Though if that’s not enough, then you can add psyllium husk powder to your drinks and meals.
Cramps
Cramps are a fairly common thing when starting a ketogenic diet, but it’s a pretty minor issue overall. Drink plenty of water and get electrolytes in your diet using salt or an electrolyte supplement. If the problem persists, then you might look into taking a magnesium supplement.
Heart Palpitations
During the transition to Keto, your heart may begin to beat faster and harder. Sounds Scary? Don’t worry, it’s perfectly normal and pretty standard during Keto transition.
The palpitations could be due to mild dehydration or an electrolyte imbalance. Just make sure you are drinking enough water and consuming enough salt.
If the problem continues to persist then you may need to add a potassium supplement.
Reduced Physical Performance
Due to your body being still in the transitional phase to fat burning, it loses out on its energy quickly. So, you may see some limitations on your performance when you first begin a keto diet. As your body shifts to using fat for energy, you’ll find that all of your strength and endurance will return to normal.
Getting Started With Keto
So how do you get started with keto?
Getting started with Keto is pretty simple: Just dive in! Here is all that you need to do:
- Calculate your daily macro goals
- Drink enough water
- Understand meal planning and plan your meals so you don’t have missteps
- Get enough sleep
Keto isn’t about missing out on the food you love. Keto is about finding the food you enjoy that is great for your body. This 3-day carb detox diet will give you a great start on the keto diet.

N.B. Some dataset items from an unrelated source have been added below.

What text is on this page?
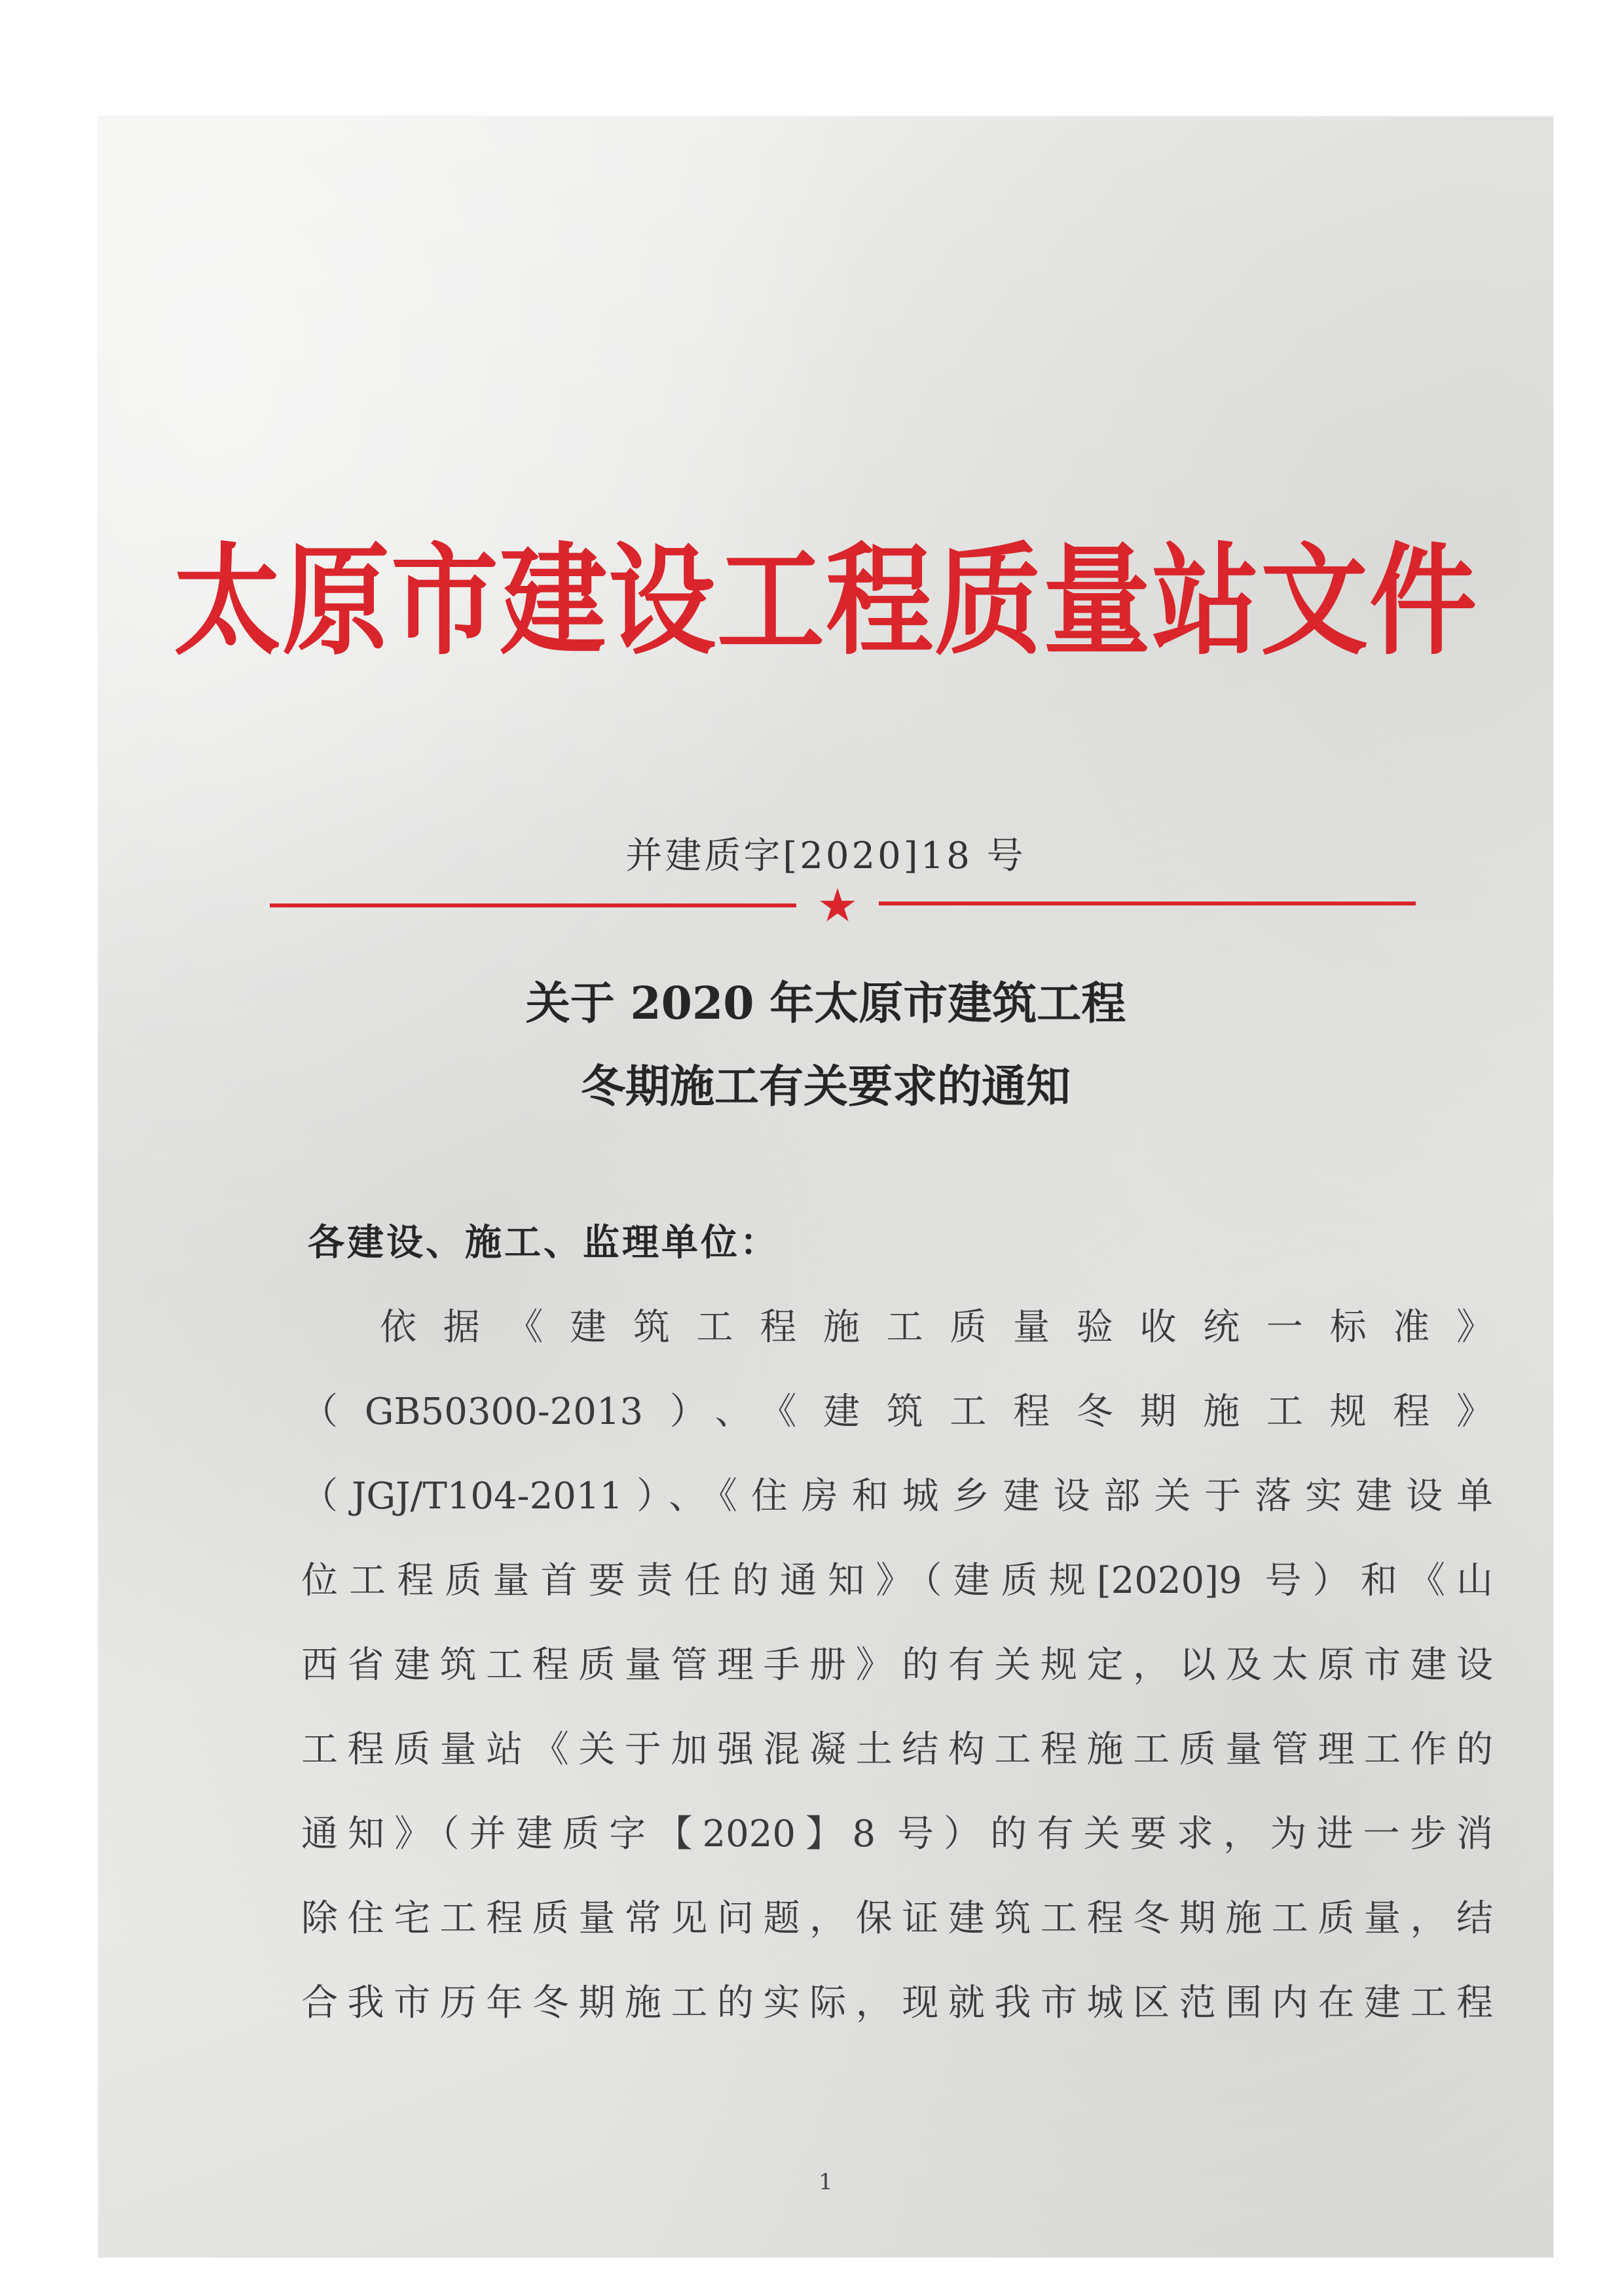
太原市建设工程质量站文件
并建质字[2020]18 号
★
关于 2020 年太原市建筑工程
冬期施工有关要求的通知
各建设、施工、监理单位：
依据《建筑工程施工质量验收统一标准》
（GB50300-2013）、《建筑工程冬期施工规程》
（JGJ/T104-2011）、《住房和城乡建设部关于落实建设单
位工程质量首要责任的通知》（建质规[2020]9 号）和《山
西省建筑工程质量管理手册》的有关规定，以及太原市建设
工程质量站《关于加强混凝土结构工程施工质量管理工作的
通知》（并建质字【2020】8 号）的有关要求，为进一步消
除住宅工程质量常见问题，保证建筑工程冬期施工质量，结
合我市历年冬期施工的实际，现就我市城区范围内在建工程
1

Now, why you will enjoy the keto diet? Because the Keto diet is all about making keto friendly version of the food you love including keto snacks and keto desserts. And the food tastes amazingly delicious. Doubt it?
These tasty keto snacks will clear your doubt. Yes, you can eat them and still lose weight. Isn’t that great?
Become A Fat Burner
Now, the Keto diet is not like any regular diet can be difficult to grasp at first.
Probably the toughest part of the keto diet is cutting out carbs. Most people don’t even know how many carbs they consume in a day until they actually cut out carbs from the diet.
Your body is a sugar burner and you need to make it a fat burner to lose weight. If you are looking to lose weight and keep it off, keto diet is your best friend!